Bishop Robert Barron
Diocese of Winona-Rochester

 


[1] “[R]egarding abortion, the point when human life begins is not a religious belief but a scientific fact -- a fact on which there is clear agreement even among leading abortion advocates. Second, the sanctity of human life is not merely Catholic doctrine but part of humanity's global ethical heritage, and our nation's founding principle.” (USCCB, “Living the Gospel of Life,” 23).

[2] Mark Pattison, “Pope Francis ‘has our backs’ on pro-life cause, says archbishop,” Catholic News Service, Jan. 24, 2020, available at https://catholicnews.com/pope-francis-has-our-backs-on-pro-life-cause-says-archbishop/.

[3] We understand that sometimes pregnancy can be the result of sexual coercion and rape. These are difficult situations that require care and sensitivity. We do not condone abortion in these instances, but we recognize that fostering justice may mean society has a special responsibility to care for the mother and child, including economic supports or facilitating adoption. Our parishes will help women in these difficult situations.

[4] Though the overwhelming majority of abortions are procured because the mother does not wish to have a child, almost one in five are reportedly procured specifically due to economic hardship.

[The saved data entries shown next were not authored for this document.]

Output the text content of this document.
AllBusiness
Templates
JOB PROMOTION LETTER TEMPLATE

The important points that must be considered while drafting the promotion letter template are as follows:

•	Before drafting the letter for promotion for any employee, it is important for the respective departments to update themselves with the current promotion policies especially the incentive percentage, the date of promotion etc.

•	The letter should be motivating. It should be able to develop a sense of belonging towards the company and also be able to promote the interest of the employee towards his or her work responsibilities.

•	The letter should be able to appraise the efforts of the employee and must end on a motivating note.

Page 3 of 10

[5] See the Minnesota Catholic Conference “Families First Project” (familiesfirstproject.com). Policies such as a permanent state child tax credit are the cornerstone of this initiative.

[6] It should be emphasized that working for policies that promote human flourishing does not absolve anyone from the responsibility of working for an end to the state-sanctioned killing of innocent human life. “[B]eing 'right' in such matters can never excuse a wrong choice regarding direct attacks on innocent human life. Indeed, the failure to protect and defend life in its most vulnerable stages renders suspect any claims to the 'rightness' of positions in other matters affecting the poorest and least powerful of the human community.” (USCCB, “Living the Gospel of Life,” 22).

[7] “A political commitment to a single isolated aspect of the Church’s social doctrine does not exhaust one’s responsibility towards the common good.” (Congregation for the Doctrine of the Faith, Doctrinal Note on Some Questions Pertaining to the Participation of Catholics in Political Life, 4, 2002).

[8] “Pope speaks to U.S. bishops about pro-life issues, transgender ideology,” Catholic News Service, Jan. 16, 2020, available at https://www.osvnews.com/2020/01/16/pope-speaks-to-u-s-bishops-about-pro-life-issues-transgender-ideology/. (Note Pope Francis’s agreement with U.S. bishops that abortion is a pre-eminent social and political concern).

[9] “[A] well-formed Christian conscience does not permit one to vote for a political program or an individual law which contradicts the fundamental contents of faith and morals.” (Congregation for the Doctrine of the Faith, Doctrinal Note on Some Questions Pertaining to the Participation of Catholics in Political Life, 4, 2002).